Google Reacts to Splogs
labnol writes "Recently, Mark Cuban of Icerocket made the accusation that Blogger is by far the worst offender when it comes to Spam Blogs. Now Google Blogger is introducing Word Verification for user comments to prevent comment spam and another feature called Flag As Objectionable where users can report blogs with questionable content. Google appears to be listening."
.. Blogger getting bombarded by all sorts of "Questionable Content" flags from all sorts of extremely left / right / PC people ... soon they won't be able to keep up w/ the flags and will just turn off the feature.. :-/
_Vishal www.squad9.com
I once spoke with the VP of a company that was merging with the company I was doing contract work for (both companies were very small, so we had a lunchroom chat).
He revealed that there were a number of "email blast" (ie email spam outsourcers) that were happy to have dozens of Indian employees on staff ready to do the image-word verification and reply-to-this-email-to-be-whitelisted emails many think-they're-super-smart people had set up.
Why does anyone think the "illegitimate" spammers don't do exactly the same thing? Especially when, at $5/hr (about what US min wage is, I think) 5 seconds of effort (an overestimate, most likely, after you've been doing it for an hour) works out to about 2/3rds of a CENT...and that has the potential to reach hundreds of people before someone flags it? ONE worker could do 720 an hour...
Please help metamoderate.
That's like saying convenience stores are the worst offenders in armed robbery. Surely the offender is the perpetrator, not the victim.
Because a splog = spam blog. Splog != comment spam. So while this helps reduce comment spam (a *separate* problem), it is the flag option that will help reduce splogs
Why would Google address a problem with a blog service they don't own?
If you don't like LJ's policies, take your business elsewhere.
Judging by most of the people who have LJ's, I'd say there isn't much you'd be leaving behind.
Upon reading some of his comments verbatim it is shocking how inarticulate and rambling he is. Seems reasonable to me to label him as radio SPAM - he certainly has the figure for it.
Is it really that difficult for Google? In addition to the website caches, they have the complete Deja archive at their disposal to train any kind of learning software. Plus, this problem is already solved in Gmail. I agree it hurts when you just spent a few hours writing a blog and the first message you get is "Wow that is really nice! I will read it again. Please see my mortgate site here ..."
Explore your creative side
Word Verification can be enabled or disabled by the blog author.
But anybody who turns it on is likely to run afoul of the Rehabilitation Act, the Americans with Disabilities Act, and/or foreign counterparts.
Don't tell me that there aren't blogs who deserve to be flagged.
http://ilovetsunamis.blogspot.com leaps to mind.
not to mention that its bad PR for google to have sblogs. If i was running a blogging service I would do that too. I guess now spammers can move over to MSN spaces.

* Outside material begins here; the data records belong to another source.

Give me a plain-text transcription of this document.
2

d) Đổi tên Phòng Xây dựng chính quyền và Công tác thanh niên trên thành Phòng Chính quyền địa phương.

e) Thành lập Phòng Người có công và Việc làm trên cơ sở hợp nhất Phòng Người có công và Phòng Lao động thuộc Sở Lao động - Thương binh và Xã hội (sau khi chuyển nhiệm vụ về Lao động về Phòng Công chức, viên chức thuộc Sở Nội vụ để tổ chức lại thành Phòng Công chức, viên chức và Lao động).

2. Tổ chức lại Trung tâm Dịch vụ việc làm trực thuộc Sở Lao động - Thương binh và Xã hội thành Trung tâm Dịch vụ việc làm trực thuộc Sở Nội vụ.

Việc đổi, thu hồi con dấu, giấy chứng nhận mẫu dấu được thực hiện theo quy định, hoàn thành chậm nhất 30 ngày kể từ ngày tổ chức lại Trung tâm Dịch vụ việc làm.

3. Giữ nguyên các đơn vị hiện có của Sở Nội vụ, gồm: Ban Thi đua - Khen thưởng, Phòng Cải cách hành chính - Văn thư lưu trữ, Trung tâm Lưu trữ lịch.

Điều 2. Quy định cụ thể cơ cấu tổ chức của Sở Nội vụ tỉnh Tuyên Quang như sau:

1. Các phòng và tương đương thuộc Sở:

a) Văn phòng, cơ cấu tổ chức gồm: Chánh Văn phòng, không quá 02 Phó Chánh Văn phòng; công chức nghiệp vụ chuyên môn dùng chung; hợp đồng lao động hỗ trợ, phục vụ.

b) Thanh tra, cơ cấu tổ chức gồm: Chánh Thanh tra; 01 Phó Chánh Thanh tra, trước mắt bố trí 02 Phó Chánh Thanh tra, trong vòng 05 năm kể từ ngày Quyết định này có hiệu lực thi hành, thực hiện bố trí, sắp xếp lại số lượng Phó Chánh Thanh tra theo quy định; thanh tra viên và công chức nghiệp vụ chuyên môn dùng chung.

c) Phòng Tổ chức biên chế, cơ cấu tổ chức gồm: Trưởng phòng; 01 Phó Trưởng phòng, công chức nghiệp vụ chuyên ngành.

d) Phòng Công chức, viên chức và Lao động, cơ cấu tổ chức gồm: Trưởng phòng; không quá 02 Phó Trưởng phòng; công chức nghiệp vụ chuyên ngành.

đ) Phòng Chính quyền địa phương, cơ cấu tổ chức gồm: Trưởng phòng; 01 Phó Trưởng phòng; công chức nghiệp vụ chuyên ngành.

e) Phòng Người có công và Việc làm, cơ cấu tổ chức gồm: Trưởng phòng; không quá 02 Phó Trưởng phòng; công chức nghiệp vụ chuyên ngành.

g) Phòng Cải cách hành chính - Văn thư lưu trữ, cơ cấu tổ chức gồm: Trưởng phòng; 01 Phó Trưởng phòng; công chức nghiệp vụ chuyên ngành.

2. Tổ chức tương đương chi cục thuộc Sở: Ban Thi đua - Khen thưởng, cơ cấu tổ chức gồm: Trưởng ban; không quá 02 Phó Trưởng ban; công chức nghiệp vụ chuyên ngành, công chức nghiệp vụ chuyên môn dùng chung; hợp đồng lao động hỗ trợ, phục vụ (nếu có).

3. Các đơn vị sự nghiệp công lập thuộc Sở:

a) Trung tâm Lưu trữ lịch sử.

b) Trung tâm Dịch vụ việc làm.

Yes go ahead click the link. Its kosher
Both of those words you mentioned apply to phenomena that never existed before. You could call them "serial public editorial" and "prerecorded automatically downloadable digital radio" but your jaw would get tired. In fact, the best circumlocution would still miss corner cases which are definitely "blogs" and "podcasts". That's what I take as proof positive that a new word was necessary.
On the other hand, a lot of neologizing, particularly around "spam", seems to delight in sounding scatological. I wish people would think first - the last thing modern english needs is more deliberate ugliness.
If you don't like LJ's policies, take your business elsewhere.
This sort of comment comes up repeatedly- "don't warn other people about a bad service, just shut up and find some other service"- how is that supposed to work?
Capitalism works by consumers having necessary information about a product or service before they buy it or invest time in it, not after. The way to have reliable information about a product is to hear from people who did actually use it and are satisfied or unsatisfied- so publicly declaring on slashdot that a service is bad is a good way for others to make informed decisions.
You're right that the typical slashdot user has little use for LJ or the people who use it, but the grandparent poster does raise the important issue of censorship which is relevant to all blog servers, forums, page hosts, etc. on the internet.